Jejak Historis Hubungan Muslim Kedua Kawasan
Bagi masyarakat China, baik di mainland maupun di perantauan (overseas)—khususnya
di Kawasan Nanyang (Nan-Hai), laut selatan atau Nusantara, dan lebih
khusus di Indonesia, Islam sebenarnya secara historis bukanlah sesuatu hal baru. Di mainland China, Islam bahkan dalam ingatan bersama (collective memory) kaum Muslim China (Sino Muslim) telah berkembang sejak abad pertama hijri atau abad ketujuh masehi, dibawa pertama kali oleh seseorang yang disebut Sa'ad atau Sa’ad ibn Lubayd, yang sering diidentikkan dengan Sa'ad ibn ‘Abî Waqqâs, seorang sahabat Nabi Muhammad SAW. Tidak
ada sumber yang dapat mengkorobasi riwayat tentang Sa’ad ibn Abi Waqqas
ini; sementara sumber-sumber Arab menyatakan bahwa ia tidak pernah
pergi ke China. Sedangkan identitas Sa'ad ibn Lubayd sendiri tidak dapat diketahui pasti; belum terlacak dalam historiografi berbahasa Arab.

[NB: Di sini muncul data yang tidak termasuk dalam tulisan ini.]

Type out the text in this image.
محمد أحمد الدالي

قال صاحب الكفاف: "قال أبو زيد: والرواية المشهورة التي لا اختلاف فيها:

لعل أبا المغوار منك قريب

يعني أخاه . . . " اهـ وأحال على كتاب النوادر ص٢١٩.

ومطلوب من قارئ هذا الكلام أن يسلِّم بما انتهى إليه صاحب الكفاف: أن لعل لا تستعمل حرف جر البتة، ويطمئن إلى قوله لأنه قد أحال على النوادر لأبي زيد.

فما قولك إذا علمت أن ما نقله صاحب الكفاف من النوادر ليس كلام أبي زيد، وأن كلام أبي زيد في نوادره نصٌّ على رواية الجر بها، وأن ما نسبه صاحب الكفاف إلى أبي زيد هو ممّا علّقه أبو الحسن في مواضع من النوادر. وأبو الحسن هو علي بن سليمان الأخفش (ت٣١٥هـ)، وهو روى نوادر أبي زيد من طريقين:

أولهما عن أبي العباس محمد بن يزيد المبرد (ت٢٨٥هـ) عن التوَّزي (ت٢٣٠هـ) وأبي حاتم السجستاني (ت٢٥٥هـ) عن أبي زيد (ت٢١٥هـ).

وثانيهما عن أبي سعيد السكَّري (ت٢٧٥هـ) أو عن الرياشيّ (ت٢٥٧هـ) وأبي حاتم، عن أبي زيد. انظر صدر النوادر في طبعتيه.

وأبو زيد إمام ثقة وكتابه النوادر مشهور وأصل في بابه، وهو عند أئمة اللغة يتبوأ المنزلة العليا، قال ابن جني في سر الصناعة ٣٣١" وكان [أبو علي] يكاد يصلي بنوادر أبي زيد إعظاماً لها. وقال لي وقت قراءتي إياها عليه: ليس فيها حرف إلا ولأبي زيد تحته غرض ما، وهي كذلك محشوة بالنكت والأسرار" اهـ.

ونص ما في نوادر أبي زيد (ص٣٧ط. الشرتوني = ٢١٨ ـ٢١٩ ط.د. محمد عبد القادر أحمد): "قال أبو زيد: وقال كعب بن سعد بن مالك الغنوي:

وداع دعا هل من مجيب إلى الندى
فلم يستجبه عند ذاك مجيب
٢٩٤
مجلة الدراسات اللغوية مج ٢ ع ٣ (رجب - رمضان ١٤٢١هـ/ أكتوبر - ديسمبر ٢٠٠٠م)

Terlepas dari kesulitan identifikasi tentang Sa'ad, kontak antara Dunia Islam--khususnya Arabia—dengan China telah berjalan cukup intens. Selama 90 tahun masa Dinasti Umaiyyah, tak kurang dari 17 Duta (envoys) Muslim muncul di istana China; selain membawa pesan diplomatik, mereka sekaligus adalah ‘duta perdagangan’ (trade envoys).
Mereka diikuti sekitar 18 duta yang dikirim penguasa Dinasti Abbasiyyah
dalam periode 750-798. Kunjungan-kunjungan ini mendorong perkembangan
Islam di China, sehingga kaum Muslimin China dan pendatang dilaporkan sampai mampu membentuk ‘koloni’ Ta Shih di Kanfu (Kanton). Selain itu, terdapat pula koloni Muslim yang cukup besar sejak pertengahan abad ke-8 di Pulau Hainan dan kota Yang Chou.
Jika dilacak lebih jauh, hubungan antara Nusantara dengan mainland
China sudah terjalin sejak masa pra-Islam, sehingga meninggalkan
berbagai jejak historis penting. Sumber-sumber China bahkan memberi banyak informasi penting tentang Nusantara, termasuk pada masa awal kedatangan Islam yang ‘diwakili’ para pedagang Muslim asal Arabia di
Nusantara. Riwayat perjalanan pendeta-pengembara terkenal I-Tsing yang
singgah di pelabuhan Sribuza (Sriwijaya) pada 671 mencatat kehadiran
orang-orang Arab dan juga Persia di sana. Pengembara Chau Ju-Kua (hidup pada abad 12) dalam catatannya berjudul Chu-fanchi atau lebih dikenal sebagai buku Ju-ku Chua tentang perdagangan China dan Arabia yang melintasi Nusantara juga memberitakan tentang adanya "koloni Arab" di pesisir barat Sumatra, paling mungkin di Barus.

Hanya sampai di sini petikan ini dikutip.